Uh-HUH. Nothing says "learning and development" like dinner at a villa, a cocktail party on the deck of a yacht, drinks on the patio of a luxury hotel or libations at an after-hours hangout that festival-goers have nicknamed the Gutter Bar. The latter has to be experienced in person to be believed: Hundreds of industry types spilling out onto the Croisette each night at a time celebrated by Frank Sinatra as the wee small hours, behaving rowdily and raucously enough to bring the "Mad" back to Madison Avenue.

One time at the Gutter Bar, I saw people throw beer bottles at cars they believed were passing too close to them. It was difficult to decide who was in the right because the drivers were hard-pressed to navigate around everyone standing in the street. The curses in several languages mixed with the sounds of glass shattering and the wretching noises emanating from those who'd partied too heartily.
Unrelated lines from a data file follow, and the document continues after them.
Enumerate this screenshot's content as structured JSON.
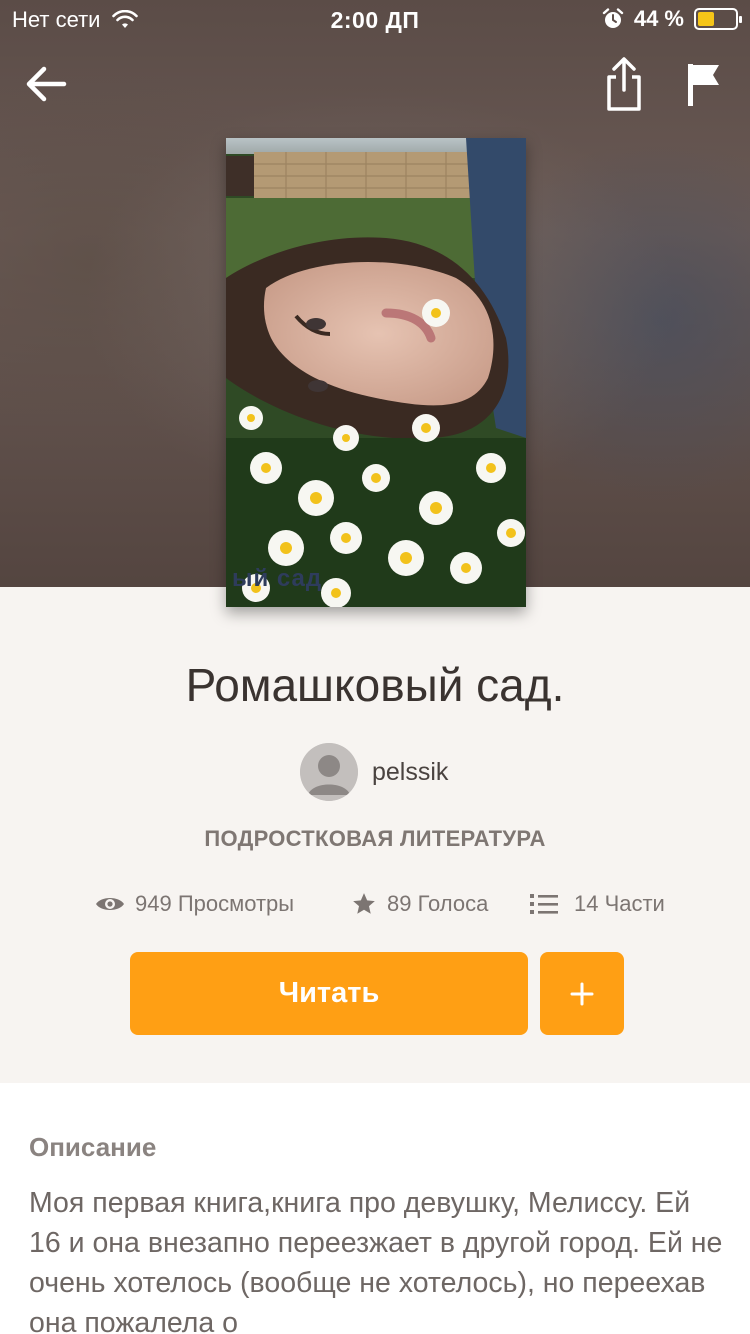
{
  "status_bar": {
    "carrier": "Нет сети",
    "time": "2:00 ДП",
    "battery_percent": "44 %",
    "battery_level": 0.44
  },
  "nav": {
    "back_icon": "arrow-left-icon",
    "share_icon": "share-icon",
    "report_icon": "flag-icon"
  },
  "cover": {
    "caption": "ый сад"
  },
  "book": {
    "title": "Ромашковый сад.",
    "author": "pelssik",
    "category": "ПОДРОСТКОВАЯ ЛИТЕРАТУРА"
  },
  "stats": {
    "views": "949 Просмотры",
    "votes": "89 Голоса",
    "parts": "14 Части"
  },
  "actions": {
    "read_label": "Читать",
    "add_label": "+"
  },
  "description": {
    "heading": "Описание",
    "text": "Моя первая книга,книга про девушку, Мелиссу. Ей 16 и она внезапно переезжает в другой город. Ей не очень хотелось (вообще не хотелось), но переехав она пожалела о"
  },
  "colors": {
    "accent": "#ff9f14",
    "background": "#f7f4f1"
  }
}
It was a sad, sloppy, dispiriting mess that called the professionalism of the business into question -- and I'd go back again in two seconds.

Alas, I won't be in Cannes next week. In fact, I was only at the festival one time, in 2005. My former employer had a low opinion of the newsworthiness of the industry's penchant for patting itself on the back with an apparently infinite spate of awards shows. And the addition to the Cannes Lions agendas of some actually worthwhile elements -- such as events featuring marketer clients like Coca-Cola, Procter & Gamble and Unilever -- came around the time that newspapers' travel budgets were shrinking.

The upshot was that my sole visit to the festival came on my own time, and my own dime, while I was on vacation in France. I enjoyed myself tremendously, attending more parties than panels at the Palais, not to mention those trips to the Gutter Bar. There were some aspects of work to my visit -- if it had been the Cannes Lions Festival of Accounting, I wouldn't have gone -- but I've never kidded myself that it was anything more than a trip, for schmoozing and socializing, to one of the most beautiful places on earth as summer started.

So those who can, enjoy your week in Cannes. Just don't try to tell us it's something other than what it is. Save the selling job for the campaigns you create.